Q1.4 — Off-speed generator frequency and grid importance
f = ns × p / 120 = 2850 × 2 / 120 = 47.5 Hz. (1 mark for formula rearrangement; 1 mark for correct value)
Grid frequency must be maintained at exactly 50 Hz because all connected AC equipment (motors, transformers, clocks, synchronised generators) is designed for 50 Hz. A deviation causes synchronous generators to fall out of step, motors to run at incorrect speeds, and protection relays to trip; sustained frequency deviation can cause grid-wide blackouts. (1 mark — any valid consequence)
Q2.1 — Motor performance table
M1: ns = 3000 RPM; slip speed = 3000 − 2910 = 90 RPM; % slip = 90/3000 × 100 = 3.0%.
M2: ns = 1500 RPM; slip speed = 1500 − 1440 = 60 RPM; % slip = 60/1500 × 100 = 4.0%.
M3: ns = 750 RPM; slip speed = 750 − 720 = 30 RPM; % slip = 30/750 × 100 = 4.0%.
Award 2 marks per motor: 1 for synchronous speed, 1 for both slip values correct.
Q2.2 — Why similar % slip across motors
Percentage slip reflects the amount of relative motion between the stator field and rotor that is needed to maintain the torque required by the load. For motors of similar design driving similar fractional loads, the torque-producing mechanism (electromagnetic induction) requires the same fraction of relative motion regardless of absolute speed.

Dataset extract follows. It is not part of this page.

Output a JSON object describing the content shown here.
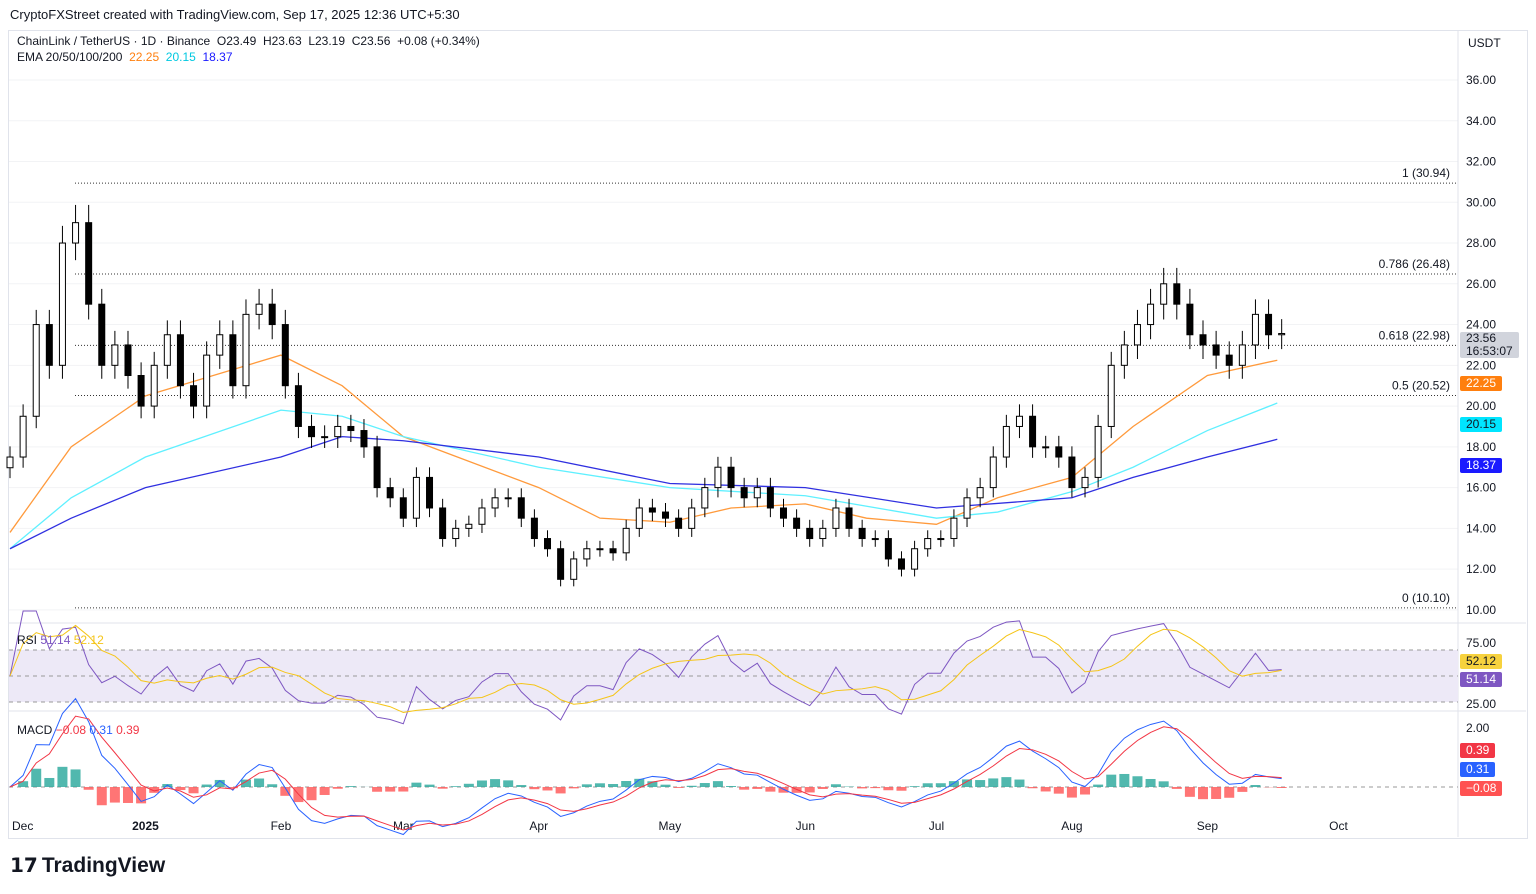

Typical well-designed induction motors are built to operate at 2–5% slip at rated load. (Accept any response that links slip % to the load torque requirement and the induction mechanism.)
Q3 — Comparison table
Energy conversion: Motor: electrical → mechanical. Generator: mechanical → electrical.
Part that rotates: Motor: rotor (squirrel cage). Generator: rotor (DC-excited electromagnet).
How rotating field/flux is produced: Motor: stator windings carry three-phase AC, creating a rotating field. Generator: rotor carries DC-excited coil that rotates mechanically, sweeping flux through the stationary stator windings.
Role of slip: Motor: slip (2–5%) is essential — without it, no flux change in rotor, no induced current, no torque. Generator: no slip; generator runs at exactly synchronous speed to produce the correct output frequency.
Brushes required: Motor: No. Generator: Yes, to supply DC excitation current to the rotating rotor winding.
Q4.1 — % slip before load
ns = 120 × 50 / 4 = 1500 RPM. Slip speed = 1500 − 1455 = 45 RPM. % slip = 45 / 1500 × 100 = 3.0%. (1 mark synchronous speed and slip speed; 1 mark correct % slip)
Q4.2 — Effect of heavy load
(a) Rotor speed decreases: the extra mechanical load resists rotation and slows the rotor. (1 mark)
(b) Percentage slip increases: the rotor falls further behind the stator field, increasing relative motion and therefore flux change in the rotor bars. (1 mark)
(c) Current drawn increases: greater flux change induces larger currents in the rotor, which in turn require higher currents in the stator windings to maintain the rotating field; the motor draws more power from the supply to meet the increased mechanical demand. (1 mark)